Wolverine Yeets Younglings In Power Pack #5

The helpful Agent Aether, mentor to super-kids, turned out to be the evil Wizard (that’s actually his villain name), with a plan to steal the Power kids’ powers! Can they un-disempower themselves and foil his plans, now that they’ve got help from another adult…Wolverine? Power Pack #5, written by Ryan North, drawn by Nico Leon, colored by Rachelle Rosenberg and lettered by Travis Lanham.

This is the one where the Power kids fight back. They need help, and they get it. And the whole arc– as in the other Outlawed mini-series– comes to a satisfying close.

Ryan North should write Wolverine more often, and Nico Leon should draw him. He’s fun here, an all-ages kind of fun we haven’t seen since Fred Van Lente’s Wolverine: First Class, and he’s helping The Kids, in his gruffly playful way. Clad in a new purple costume (because secondary colors = bad guys), he pretends to be his own evil brother [Ed. note: Named Wolvermean], in order to let the Power kids clobber him, in order to make the less than wonderful Wizard believe the kids still have their powers: that’s part one of their two-part plan. 

It’s one of my favorite fight scenes in recent comics, because– and I wish I know how they do it– North and Leon and Rosenberg draw stage combat, fake combat, that looks like real stage combat. As Wolvie fakes a throw, Alex considers: “I think I just simultaneously understood, and also became a fan of professional wrestling?” [Ed. note: this site now covers professional wrestling!] Stage fog billows up from a literal gasbag. Julie’s light powers are rainbow fabric strips. A wall gets “pre-snikted” to make the fight look real. And Katie, the youngest, delivers the fake coup de grace with handheld…. flashlights.

Part two gets topical: you see, the Wizard watches “a lot of TV. TV that flatters him. That makes him feel smart. And that’s how we beat him.” When he sees the fake powers, the “poison gas, ultimate energy balls and gravity tricks,” that the kids used to defeat “Wolvermean” on TV, the Wiz (who has already stolen the kids’ actual powers) kidnaps them again to steal their fake ones. He shoves them back in his power-transfer tubes, unwittingly giving them their powers back. And– thanks to some prep work the older kids did off panel– he loses; the Power kids win.

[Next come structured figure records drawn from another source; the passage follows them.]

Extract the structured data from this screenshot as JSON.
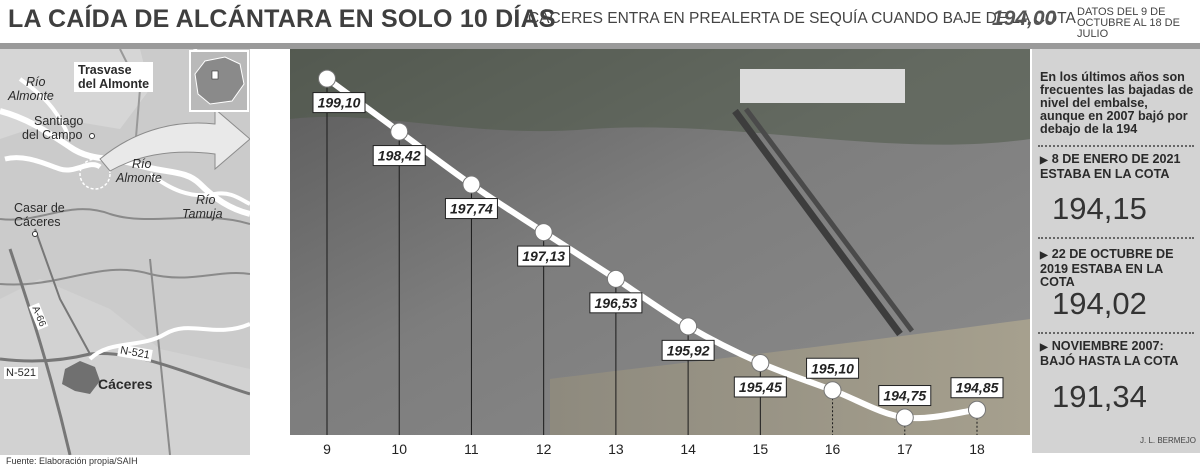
{
  "header": {
    "title": "LA CAÍDA DE ALCÁNTARA EN SOLO 10 DÍAS",
    "subtitle": "CÁCERES ENTRA EN PREALERTA DE SEQUÍA CUANDO BAJE DE LA COTA",
    "subtitle_value": "194,00",
    "dates": "DATOS DEL 9 DE OCTUBRE AL 18 DE JULIO"
  },
  "map": {
    "labels": {
      "rio_almonte_top_1": "Río",
      "rio_almonte_top_2": "Almonte",
      "trasvase_1": "Trasvase",
      "trasvase_2": "del Almonte",
      "santiago_1": "Santiago",
      "santiago_2": "del Campo",
      "rio_almonte_mid_1": "Río",
      "rio_almonte_mid_2": "Almonte",
      "rio_tamuja_1": "Río",
      "rio_tamuja_2": "Tamuja",
      "casar_1": "Casar de",
      "casar_2": "Cáceres",
      "road_a66": "A-66",
      "road_n521_left": "N-521",
      "road_n521_right": "N-521",
      "caceres": "Cáceres"
    },
    "source": "Fuente: Elaboración propia/SAIH"
  },
  "side_panel": {
    "intro": "En los últimos años son frecuentes las bajadas de nivel del embalse, aunque en 2007 bajó por debajo de la 194",
    "facts": [
      {
        "heading": "8 DE ENERO DE 2021 ESTABA EN LA COTA",
        "value": "194,15"
      },
      {
        "heading": "22 DE OCTUBRE DE 2019 ESTABA EN LA COTA",
        "value": "194,02"
      },
      {
        "heading": "NOVIEMBRE 2007: BAJÓ HASTA LA COTA",
        "value": "191,34"
      }
    ]
  },
  "credit": "J. L. BERMEJO",
  "chart_data": {
    "type": "line",
    "title": "LA CAÍDA DE ALCÁNTARA EN SOLO 10 DÍAS",
    "x": [
      9,
      10,
      11,
      12,
      13,
      14,
      15,
      16,
      17,
      18
    ],
    "x_labels": [
      "9",
      "10",
      "11",
      "12",
      "13",
      "14",
      "15",
      "16",
      "17",
      "18"
    ],
    "values": [
      199.1,
      198.42,
      197.74,
      197.13,
      196.53,
      195.92,
      195.45,
      195.1,
      194.75,
      194.85
    ],
    "value_labels": [
      "199,10",
      "198,42",
      "197,74",
      "197,13",
      "196,53",
      "195,92",
      "195,45",
      "195,10",
      "194,75",
      "194,85"
    ],
    "ylim": [
      194.5,
      199.3
    ],
    "grid": false,
    "xlabel": "",
    "ylabel": "",
    "colors": {
      "line": "#ffffff",
      "marker": "#ffffff",
      "label_bg": "#ffffff",
      "label_text": "#222222"
    }
  }
}
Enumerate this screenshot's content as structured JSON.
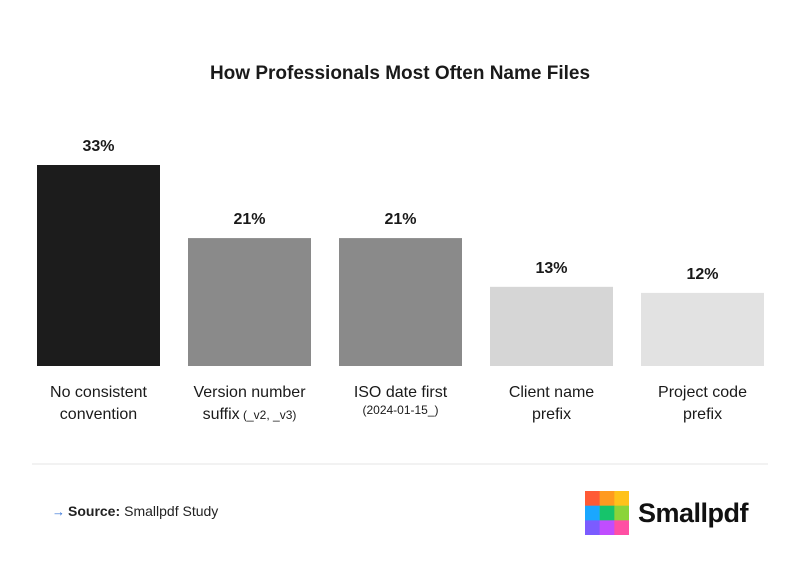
{
  "chart_data": {
    "type": "bar",
    "title": "How Professionals Most Often Name Files",
    "categories": [
      {
        "line1": "No consistent",
        "line2": "convention",
        "line2_suffix": ""
      },
      {
        "line1": "Version number",
        "line2": "suffix",
        "line2_suffix": "(_v2, _v3)"
      },
      {
        "line1": "ISO date first",
        "line2": "",
        "line2_suffix": "(2024-01-15_)"
      },
      {
        "line1": "Client name",
        "line2": "prefix",
        "line2_suffix": ""
      },
      {
        "line1": "Project code",
        "line2": "prefix",
        "line2_suffix": ""
      }
    ],
    "values": [
      33,
      21,
      21,
      13,
      12
    ],
    "value_labels": [
      "33%",
      "21%",
      "21%",
      "13%",
      "12%"
    ],
    "bar_colors": [
      "#1c1c1c",
      "#8a8a8a",
      "#8a8a8a",
      "#d6d6d6",
      "#e2e2e2"
    ],
    "ylim": [
      0,
      33
    ],
    "grid": false,
    "legend": "none"
  },
  "footer": {
    "source_label": "Source:",
    "source_text": "Smallpdf Study",
    "arrow_icon": "arrow-right-icon",
    "accent_color": "#2f6fd6"
  },
  "brand": {
    "name": "Smallpdf",
    "logo_icon": "smallpdf-logo-icon",
    "logo_colors": [
      "#ff5a36",
      "#ff9a1f",
      "#ffc21a",
      "#1aa7ff",
      "#16c46b",
      "#8bd43a",
      "#7b5cff",
      "#c04dff",
      "#ff4fa3"
    ]
  }
}
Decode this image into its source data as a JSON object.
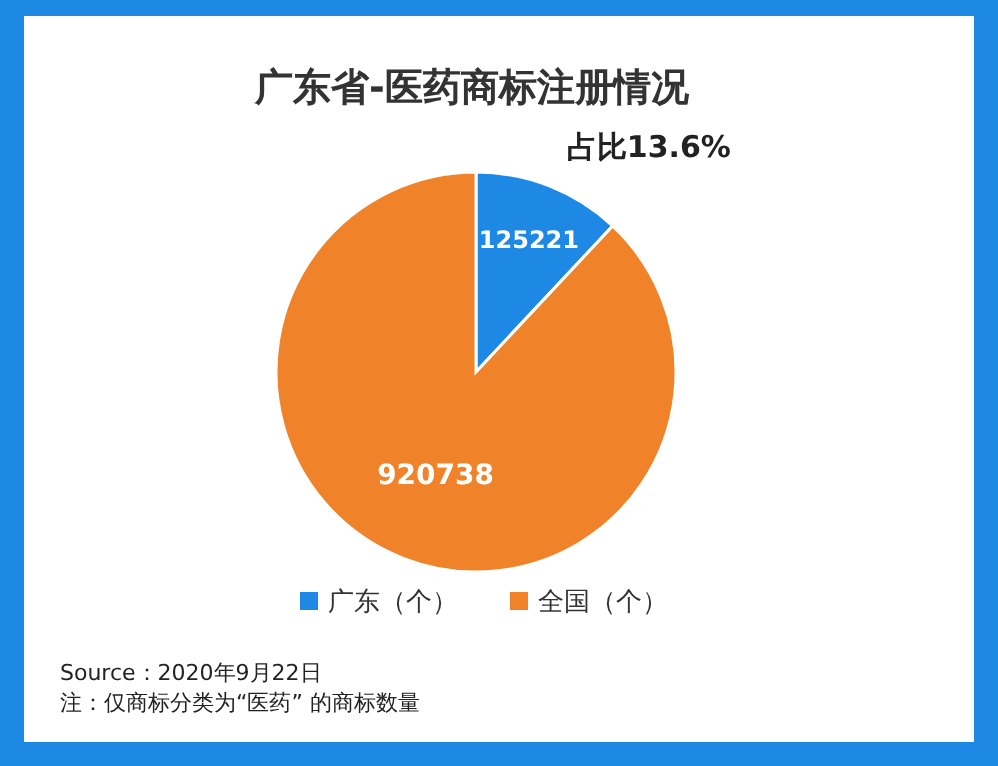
{
  "chart_data": {
    "type": "pie",
    "title": "广东省-医药商标注册情况",
    "categories": [
      "广东（个）",
      "全国（个）"
    ],
    "values": [
      125221,
      920738
    ],
    "colors": [
      "#1e88e5",
      "#f0832a"
    ],
    "data_labels": true,
    "legend": "bottom",
    "annotations": [
      "占比13.6%",
      "Source：2020年9月22日",
      "注：仅商标分类为“医药” 的商标数量"
    ]
  }
}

Leon is at the absolute top of his game here, drawing kids and teens who look like kids and teens, who look dynamic and motivated rather than puffy and cute, and if you object to the way that the kids look like members of the Runaways, I may have some news for you about who came first. As for Rosenberg, these colors pop, as Power Pack colors must. The asymmetrical panels build up to the, uh, mean reveal about Logan, without sacrificing the comic surprise. And the quick epilogue at the end shows Leon’s range: dawn at the elevated subway tracks; night in the railyards; crowds in the classroom; blurs on TV. 

This story arc didn’t need five issues– another kind of writer could have fit them into two– but that’s a good thing, because it means North and company can happy-ending the heck out of this conclusion: the Power kids’ solution not only entraps the Wizard but gives every underage do-gooder on Earth-616 a way around Kamala’s Law, if they want to take it. Plus there’s a cameo from North’s signature hero, the still-unbeatable Squirrel Girl. Hi, Doreen! (Also a forlorn hi to the long-lost Dog Logan, James Logan Howlett’s actual adoptive brother, last seen in Jason Aaron’s Wolverine and the X-Men lo, these eight years ago.)

As for North’s words, we get a lot of them: this comic has not one, not three, but four narrators– the kids take turns, with color-coded panels and distinctive voices– he’s the right writer for that. And the final, extremely self-conscious reveal (I won’t spoil it) gets effectively meta as few all-ages comics do. If you’re a parent I hope you’re listening. If you’re not, I hope you’re also listening. The kids need one another. And they need us, too. Even if we don’t know what they’re doing until it’s all tied up with a four-color bow.

Stephanie Burt is Professor of English at Harvard. Her podcast about superhero role playing games is Team-Up Moves, with Fiona Hopkins; her latest book of poems is We Are Mermaids.  Her nose still hurts from that thing with the gate.